Bahkan musisi, yang secara harfiah membuat musik untuk telinga kita, beresiko untuk kehilangan pendengaran induksi (noise-induced hearing loss). Perlu beberapa waktu untuk mengenakan penutup telinga khusus untuk melindungi telinga ketika para musisi tersebut sedang bekerja. Penyumbat telinga memungkinkan mereka untuk mendengar musik tanpa merugikan telinga bagian dalam.

Obat-obat tertentu dapat mengganggu pendengaran dan/ atau keseimbangan. Lebih dari 200 obat-obatan dan bahan kimia memiliki track record memicu gangguan mendengar dan/ atau memiliki efek samping keseimbangan selain kemampuan melawan penyakit. Obat-obat tersebut antara lain adalah beberapa antibiotik dan obat kemoterapi, aspirin, diuretik loop, obat yang digunakan untuk mengobati malaria, dan beberapa obat untuk disfungsi ereksi.

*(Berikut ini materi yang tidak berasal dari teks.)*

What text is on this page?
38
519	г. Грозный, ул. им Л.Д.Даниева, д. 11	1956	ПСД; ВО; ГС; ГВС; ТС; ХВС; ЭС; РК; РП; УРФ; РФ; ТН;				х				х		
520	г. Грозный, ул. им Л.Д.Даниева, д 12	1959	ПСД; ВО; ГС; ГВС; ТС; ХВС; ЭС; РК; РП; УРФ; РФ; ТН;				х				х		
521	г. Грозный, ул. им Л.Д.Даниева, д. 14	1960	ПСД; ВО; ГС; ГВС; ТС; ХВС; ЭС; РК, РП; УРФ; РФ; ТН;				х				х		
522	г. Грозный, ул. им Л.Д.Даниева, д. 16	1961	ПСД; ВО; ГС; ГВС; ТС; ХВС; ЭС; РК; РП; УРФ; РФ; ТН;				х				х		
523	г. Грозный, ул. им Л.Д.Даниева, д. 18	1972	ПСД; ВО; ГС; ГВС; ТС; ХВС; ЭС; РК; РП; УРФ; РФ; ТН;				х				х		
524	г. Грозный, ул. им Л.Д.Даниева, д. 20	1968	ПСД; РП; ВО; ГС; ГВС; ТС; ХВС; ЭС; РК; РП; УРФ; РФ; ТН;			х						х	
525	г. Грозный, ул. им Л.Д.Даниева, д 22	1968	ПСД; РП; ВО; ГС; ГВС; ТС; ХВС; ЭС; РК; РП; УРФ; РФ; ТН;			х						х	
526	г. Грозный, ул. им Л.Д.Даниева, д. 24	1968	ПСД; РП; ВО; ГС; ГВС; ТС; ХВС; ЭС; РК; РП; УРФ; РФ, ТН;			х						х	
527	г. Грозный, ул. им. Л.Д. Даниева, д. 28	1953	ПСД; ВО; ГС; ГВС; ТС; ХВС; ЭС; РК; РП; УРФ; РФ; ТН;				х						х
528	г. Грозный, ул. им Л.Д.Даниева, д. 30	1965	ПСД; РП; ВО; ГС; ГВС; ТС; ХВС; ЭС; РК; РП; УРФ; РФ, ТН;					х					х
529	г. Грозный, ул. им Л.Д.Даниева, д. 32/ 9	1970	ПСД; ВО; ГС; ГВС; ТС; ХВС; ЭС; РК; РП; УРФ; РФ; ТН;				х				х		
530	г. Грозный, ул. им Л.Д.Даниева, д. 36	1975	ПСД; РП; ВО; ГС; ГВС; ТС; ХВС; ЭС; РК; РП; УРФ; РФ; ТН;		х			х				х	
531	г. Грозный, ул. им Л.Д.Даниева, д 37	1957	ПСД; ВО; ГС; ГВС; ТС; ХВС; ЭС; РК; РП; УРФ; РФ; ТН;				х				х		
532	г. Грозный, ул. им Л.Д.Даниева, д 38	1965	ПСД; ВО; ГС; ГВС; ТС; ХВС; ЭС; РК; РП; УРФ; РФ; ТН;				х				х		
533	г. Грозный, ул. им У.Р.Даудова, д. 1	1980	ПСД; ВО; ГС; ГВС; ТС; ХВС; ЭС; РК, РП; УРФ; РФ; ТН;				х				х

Baca Juga:  Intoleransi Laktosa - Diagnosis dan Pengobatan

Gangguan pendengaran tiba-tiba, kehilangan pendengaran dengan cepat sebanyak 30 desibel atau lebih, bisa terjadi selama beberapa jam atau hari. (Sebuah percakapan normal adalah 60 desibel.) Dalam 9 dari 10 kasus, gangguan pendengaran mendadak hanya mempengaruhi satu telinga. Meskipun ada sekitar 4.000 kasus baru kehilangan pendengaran mendadak setahun, penyebabnya hanya dapat ditemukan pada 10% sampai 15% kasus.

Penyakit tertentu, seperti penyakit jantung, tekanan darah tinggi, dan diabetes, menempatkan telinga berisiko akibat pasokan darah telinga terganggu. Otosklerosis adalah penyakit tulang telinga tengah dan penyakit Ménière mempengaruhi telinga bagian dalam. Keduanya dapat menyebabkan gangguan pendengaran.

Trauma, terutama yang melibatkan patah tulang tengkorak atau tertusuk pada gendang telinga, menempatkan telinga pada risiko serius untuk gangguan pendengaran.

Infeksi atau lilin untuk telinga dapat memblok kanal telinga dan mengurangi pendengaran.